I have been proud to stand with striking health workers on their picket lines over the last few months and to learn more about what has driven them to take strike action, some for the first time in their lives. In every instance, pay has been the immediate catalyst for a dispute. Far too many people working in our NHS are struggling to make ends meet, and the scourge of low pay is deterring far too many bright and determined young people from seeking a career in the health service in the first place.

However, while the cost of living crisis was an issue for everyone I spoke to, most people seemed more concerned with the state of the NHS itself than with their own personal circumstances. They had got used to real-terms pay cuts under the past 13 years of Conservative misgovernment, but none had seen the NHS in such a state as it is today, crippled by gaping staff shortages, crumbling facilities and the highest backlog in its history.

Those discussions led me to reflect on how much has changed in the 13 years that the Conservative party has been in charge of our health service. Conservative Members may not want to admit it, but when Labour left power, our national health service was world leading by any metric. In fact, a 2010 Commonwealth Fund report singled out the NHS for its efficiency and shorter waiting times. That is a far cry from today when 7.2 million patients are being prevented from moving on with their lives because they are waiting for treatment, and delays in emergency care cause hundreds of deaths every week.

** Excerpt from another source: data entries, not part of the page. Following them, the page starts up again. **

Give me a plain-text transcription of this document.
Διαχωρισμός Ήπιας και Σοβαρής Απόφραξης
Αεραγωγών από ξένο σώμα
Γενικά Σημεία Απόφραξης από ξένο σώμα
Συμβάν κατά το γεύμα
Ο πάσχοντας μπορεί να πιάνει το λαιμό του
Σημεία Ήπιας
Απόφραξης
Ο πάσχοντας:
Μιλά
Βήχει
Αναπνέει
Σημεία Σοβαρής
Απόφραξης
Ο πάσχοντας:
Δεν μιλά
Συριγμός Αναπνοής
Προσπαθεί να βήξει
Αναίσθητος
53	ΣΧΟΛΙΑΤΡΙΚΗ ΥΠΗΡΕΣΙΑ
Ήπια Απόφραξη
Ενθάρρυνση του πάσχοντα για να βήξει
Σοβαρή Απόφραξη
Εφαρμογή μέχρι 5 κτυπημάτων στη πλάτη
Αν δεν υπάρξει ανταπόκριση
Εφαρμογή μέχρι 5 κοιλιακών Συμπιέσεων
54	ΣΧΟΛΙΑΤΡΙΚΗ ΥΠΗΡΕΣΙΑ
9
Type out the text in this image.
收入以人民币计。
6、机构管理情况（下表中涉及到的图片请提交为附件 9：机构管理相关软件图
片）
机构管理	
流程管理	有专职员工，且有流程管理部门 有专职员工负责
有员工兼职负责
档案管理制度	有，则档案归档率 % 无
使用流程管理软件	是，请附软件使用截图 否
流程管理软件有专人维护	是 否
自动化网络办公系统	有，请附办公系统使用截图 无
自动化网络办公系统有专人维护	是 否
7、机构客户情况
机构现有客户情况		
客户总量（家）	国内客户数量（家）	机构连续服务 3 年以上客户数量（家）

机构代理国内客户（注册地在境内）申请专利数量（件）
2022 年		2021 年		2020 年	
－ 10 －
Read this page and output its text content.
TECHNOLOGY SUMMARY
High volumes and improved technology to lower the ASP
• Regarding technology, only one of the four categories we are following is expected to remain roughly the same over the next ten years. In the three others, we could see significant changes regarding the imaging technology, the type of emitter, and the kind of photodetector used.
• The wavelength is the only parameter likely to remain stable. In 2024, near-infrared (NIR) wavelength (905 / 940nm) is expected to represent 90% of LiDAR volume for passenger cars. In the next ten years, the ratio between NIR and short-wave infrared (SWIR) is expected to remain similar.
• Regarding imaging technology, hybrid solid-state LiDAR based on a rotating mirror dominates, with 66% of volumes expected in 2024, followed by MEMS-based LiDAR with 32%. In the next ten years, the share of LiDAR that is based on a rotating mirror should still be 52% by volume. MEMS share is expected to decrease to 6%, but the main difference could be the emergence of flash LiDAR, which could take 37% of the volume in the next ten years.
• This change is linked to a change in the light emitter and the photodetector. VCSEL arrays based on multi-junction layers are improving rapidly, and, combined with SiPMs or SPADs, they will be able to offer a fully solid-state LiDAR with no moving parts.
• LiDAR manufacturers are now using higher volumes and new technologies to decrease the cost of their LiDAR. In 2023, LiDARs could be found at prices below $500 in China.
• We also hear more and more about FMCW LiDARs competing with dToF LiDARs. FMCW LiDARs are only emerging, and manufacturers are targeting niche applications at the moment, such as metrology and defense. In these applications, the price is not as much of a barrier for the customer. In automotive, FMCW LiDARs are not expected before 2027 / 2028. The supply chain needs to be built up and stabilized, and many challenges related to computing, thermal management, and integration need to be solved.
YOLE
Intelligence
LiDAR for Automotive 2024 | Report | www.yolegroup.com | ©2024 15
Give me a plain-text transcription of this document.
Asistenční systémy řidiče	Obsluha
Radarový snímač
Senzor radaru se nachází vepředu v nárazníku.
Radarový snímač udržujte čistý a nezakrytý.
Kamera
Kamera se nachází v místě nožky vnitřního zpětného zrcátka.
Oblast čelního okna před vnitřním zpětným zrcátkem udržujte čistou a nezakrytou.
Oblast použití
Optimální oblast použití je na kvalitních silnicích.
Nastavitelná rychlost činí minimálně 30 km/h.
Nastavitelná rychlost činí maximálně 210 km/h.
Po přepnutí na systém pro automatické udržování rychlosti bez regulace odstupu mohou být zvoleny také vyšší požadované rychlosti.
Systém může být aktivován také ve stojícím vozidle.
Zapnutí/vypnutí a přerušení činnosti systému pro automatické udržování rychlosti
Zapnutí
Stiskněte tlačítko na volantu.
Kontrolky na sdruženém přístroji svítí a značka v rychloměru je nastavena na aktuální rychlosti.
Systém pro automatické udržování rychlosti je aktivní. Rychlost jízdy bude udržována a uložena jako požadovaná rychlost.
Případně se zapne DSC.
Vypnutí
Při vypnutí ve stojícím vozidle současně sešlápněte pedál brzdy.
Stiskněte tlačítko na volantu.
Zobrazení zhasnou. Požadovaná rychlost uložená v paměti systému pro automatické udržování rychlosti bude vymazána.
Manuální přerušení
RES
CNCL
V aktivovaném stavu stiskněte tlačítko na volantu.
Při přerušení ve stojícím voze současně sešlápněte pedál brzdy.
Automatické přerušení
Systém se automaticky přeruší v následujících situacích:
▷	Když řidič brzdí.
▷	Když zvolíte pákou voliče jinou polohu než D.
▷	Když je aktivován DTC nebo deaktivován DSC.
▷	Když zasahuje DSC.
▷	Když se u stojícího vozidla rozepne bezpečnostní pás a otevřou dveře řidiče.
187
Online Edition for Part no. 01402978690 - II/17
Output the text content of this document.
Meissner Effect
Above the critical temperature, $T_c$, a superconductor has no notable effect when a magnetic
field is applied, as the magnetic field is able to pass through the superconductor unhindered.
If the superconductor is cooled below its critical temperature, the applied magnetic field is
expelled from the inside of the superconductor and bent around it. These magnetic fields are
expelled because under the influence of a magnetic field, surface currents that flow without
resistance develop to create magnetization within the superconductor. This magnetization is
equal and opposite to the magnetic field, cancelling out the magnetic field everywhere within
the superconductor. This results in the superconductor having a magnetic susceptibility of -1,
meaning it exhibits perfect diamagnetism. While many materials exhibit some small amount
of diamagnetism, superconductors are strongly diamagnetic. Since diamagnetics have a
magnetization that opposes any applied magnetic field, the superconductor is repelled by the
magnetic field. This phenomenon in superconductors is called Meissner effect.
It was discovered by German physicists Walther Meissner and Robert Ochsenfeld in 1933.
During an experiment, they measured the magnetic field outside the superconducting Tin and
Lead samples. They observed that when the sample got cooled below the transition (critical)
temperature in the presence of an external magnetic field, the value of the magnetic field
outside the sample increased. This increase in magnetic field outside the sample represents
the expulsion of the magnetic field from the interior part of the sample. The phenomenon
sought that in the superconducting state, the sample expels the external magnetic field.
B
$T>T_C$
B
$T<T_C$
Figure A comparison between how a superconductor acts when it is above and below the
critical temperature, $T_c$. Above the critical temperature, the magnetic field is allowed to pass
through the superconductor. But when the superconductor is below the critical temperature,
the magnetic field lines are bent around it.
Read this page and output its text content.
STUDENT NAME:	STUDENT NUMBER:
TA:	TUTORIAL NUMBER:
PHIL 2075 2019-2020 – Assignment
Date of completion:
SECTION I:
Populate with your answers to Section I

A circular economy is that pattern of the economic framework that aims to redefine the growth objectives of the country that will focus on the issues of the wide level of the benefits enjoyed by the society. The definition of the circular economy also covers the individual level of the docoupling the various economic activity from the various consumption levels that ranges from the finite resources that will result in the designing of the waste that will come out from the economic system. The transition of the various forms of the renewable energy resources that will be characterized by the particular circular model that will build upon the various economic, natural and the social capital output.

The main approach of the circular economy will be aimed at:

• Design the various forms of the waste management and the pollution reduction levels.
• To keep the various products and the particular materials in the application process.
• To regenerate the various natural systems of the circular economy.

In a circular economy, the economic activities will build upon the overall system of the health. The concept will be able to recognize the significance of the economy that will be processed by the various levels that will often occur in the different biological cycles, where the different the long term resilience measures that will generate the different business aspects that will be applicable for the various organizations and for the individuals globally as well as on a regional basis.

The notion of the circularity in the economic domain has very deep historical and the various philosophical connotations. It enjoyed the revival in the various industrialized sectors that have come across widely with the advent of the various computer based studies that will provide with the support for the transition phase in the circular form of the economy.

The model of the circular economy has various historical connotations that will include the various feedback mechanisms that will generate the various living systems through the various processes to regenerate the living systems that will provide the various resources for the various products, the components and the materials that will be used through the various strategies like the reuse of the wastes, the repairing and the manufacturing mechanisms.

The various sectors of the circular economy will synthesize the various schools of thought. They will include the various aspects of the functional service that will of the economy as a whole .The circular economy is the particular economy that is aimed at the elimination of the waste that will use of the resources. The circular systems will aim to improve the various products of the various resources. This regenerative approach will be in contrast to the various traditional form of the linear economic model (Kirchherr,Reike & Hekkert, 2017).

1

In 1997, it fell to the Labour party to save a health service that had been driven to its knees by the mismanagement, arrogance and carelessness of the Conservative party—and so it proves again today. The plan that has been put to the House by my hon. Friend the Member for Ilford North (Wes Streeting), the shadow Health and Social Care Secretary, will help to lay the solid foundations for the recovery and revival of the NHS. I hope that when the Chancellor comes before this House to deliver the Budget, he looks as favourably on it as he did when it was first announced, when he called for it to be adopted

“on the basis that smart governments always nick the best ideas of their opponents.”

In recent years, he has made great political capital out of his support for the NHS, even if that has often been at odds with his deeply questionable record as Health Secretary. On 15 March, he has the opportunity to show that he cares more for nurses than for the super-rich by backing Labour’s plans to end non-dom status.

It seems increasingly likely that soon enough, Labour will be responsible for the stewardship of our health service, so I urge my hon. Friend the Member for Ilford North not to let his ambitions falter. These plans are undoubtedly a step in the right direction, but it is also crucial to engage meaningfully with those on the NHS frontline about what more needs to be done to support the NHS workforce in the immediate term.

In that vein, I ask my hon. Friend and the Secretary of State to listen to the EveryDoctor campaign group about its practitioner-led plan to revive the NHS, which includes steps to strengthen mental health support for NHS staff; to remove the locum fee caps that restrict our ability to maintain safe staffing levels during periods of extreme crisis; and to cut red tape in the Home Office so that people can start the job that they came to this country to do. I also ask my hon. Friend to guarantee that confronting the immediate pressures facing the NHS workforce will not prevent our party in government from making the bold, structural reforms that we promised in our last manifesto, including ending privatisation in the NHS.